I have had Molly in a solid plastic carrier in the passenger seat strapped in with the seatbelt since she was 8weeks. She was initially unsure but after a couple of runs settled really well and now just falls straight to sleep. I am planning on buying a harness but will wait til she's a little bigger.


----------



## susanb (Jan 19, 2012)

Gisgo has always travelled in the back seat in between the kids. He has a harness and I bought a strap which plugs into the seat belt socket. He sits really well, or curls up and goes to sleep. We have a towel on the seat for when he has wet or dirty feet.


----------



## Kodysmom (Feb 11, 2012)

Kody road in the front seat in a plastic carrier for the 1st month and then he wanted out. I allowed him to sit in the front seat but he had to learn quickly that he could not jump over on the driver. Around 6 months i purchased solvit car seat (purchased on Amazon). Its like a basket that hangs over the head rest and a saftey around the side of the chair. It can be lowered or pulled up so that he can look out the window. For safety it has a clip that attaches to his harness.


----------



## tessybear (May 1, 2011)

Mine never settled in a crate in the boot they both like to keep me in their sight at all times! They sit on the back seat in their harnesses on a blanket and as long as they can see me they are happy.


----------



## Dextersmum (Feb 9, 2012)

Dexter is very happy travelling in his soft travel crate,which is on the back seat. He goes straight to sleep! We've used it with him from day one.


----------



## nickymumf (Feb 5, 2012)

*Thank you for the advice!*

Thank you all for your help - all good advice. So sounds like the front seat is where I should try first. I'll have a look at harnesses and soft crates. 

Nicky


----------



## nickymumf (Feb 5, 2012)

Hi Julie - what size soft crate are you using? I've seen so many different sizes and I just can't work out which one would be right/best!

Thx
Nicky


----------



## MillieDog (Jun 1, 2011)

nickymumf said:


> Hi Julie - what size soft crate are you using?
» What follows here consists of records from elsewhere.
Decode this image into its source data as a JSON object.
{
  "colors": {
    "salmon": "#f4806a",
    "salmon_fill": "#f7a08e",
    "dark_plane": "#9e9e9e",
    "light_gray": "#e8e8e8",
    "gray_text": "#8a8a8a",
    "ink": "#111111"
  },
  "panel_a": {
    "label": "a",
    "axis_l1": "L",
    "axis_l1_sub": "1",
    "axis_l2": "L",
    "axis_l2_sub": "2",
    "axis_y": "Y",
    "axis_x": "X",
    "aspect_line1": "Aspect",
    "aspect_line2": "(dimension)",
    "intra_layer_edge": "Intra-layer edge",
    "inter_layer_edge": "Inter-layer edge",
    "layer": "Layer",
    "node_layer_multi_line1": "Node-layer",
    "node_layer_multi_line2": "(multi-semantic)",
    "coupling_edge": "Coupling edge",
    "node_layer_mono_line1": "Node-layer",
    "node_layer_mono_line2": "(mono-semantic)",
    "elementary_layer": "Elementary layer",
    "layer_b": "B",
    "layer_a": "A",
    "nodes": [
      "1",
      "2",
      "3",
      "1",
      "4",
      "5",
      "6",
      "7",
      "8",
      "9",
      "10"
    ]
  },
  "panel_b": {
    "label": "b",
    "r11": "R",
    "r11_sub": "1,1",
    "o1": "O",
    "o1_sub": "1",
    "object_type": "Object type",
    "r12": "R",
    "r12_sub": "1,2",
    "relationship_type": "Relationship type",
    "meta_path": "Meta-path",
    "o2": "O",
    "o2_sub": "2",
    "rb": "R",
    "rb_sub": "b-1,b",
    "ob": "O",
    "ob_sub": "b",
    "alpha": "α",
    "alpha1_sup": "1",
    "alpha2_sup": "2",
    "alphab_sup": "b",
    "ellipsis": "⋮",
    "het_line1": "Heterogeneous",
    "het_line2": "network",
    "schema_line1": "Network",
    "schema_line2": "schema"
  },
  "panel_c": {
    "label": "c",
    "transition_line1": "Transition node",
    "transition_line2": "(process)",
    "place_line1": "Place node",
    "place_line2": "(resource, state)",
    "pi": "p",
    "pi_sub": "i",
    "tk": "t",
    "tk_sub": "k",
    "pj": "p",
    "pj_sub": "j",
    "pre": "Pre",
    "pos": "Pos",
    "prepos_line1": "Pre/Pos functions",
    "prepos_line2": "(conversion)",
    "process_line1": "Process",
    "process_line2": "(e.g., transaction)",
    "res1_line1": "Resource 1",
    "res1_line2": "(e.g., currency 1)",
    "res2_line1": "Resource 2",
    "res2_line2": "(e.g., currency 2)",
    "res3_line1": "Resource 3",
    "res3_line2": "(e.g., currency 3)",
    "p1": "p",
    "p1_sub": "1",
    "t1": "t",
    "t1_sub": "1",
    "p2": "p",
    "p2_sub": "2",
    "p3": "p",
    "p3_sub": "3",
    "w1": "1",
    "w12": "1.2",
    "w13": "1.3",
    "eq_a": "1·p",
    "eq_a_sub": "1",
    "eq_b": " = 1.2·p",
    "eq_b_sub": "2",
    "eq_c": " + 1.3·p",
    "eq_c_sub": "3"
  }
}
I've seen so many different sizes and I just can't work out which one would be right/best!
> 
> Thx
> Nicky


Hi Nicky
I can't remember whether I bought a small or a medium size, but this is the one I bought.
http://www.4activedogs.co.uk/options-travel-soft-dog-crate---rosewood-1543-p.asp
I've got a feeling it was a medium, but not 100% sure.
Hope that sort of helps.


----------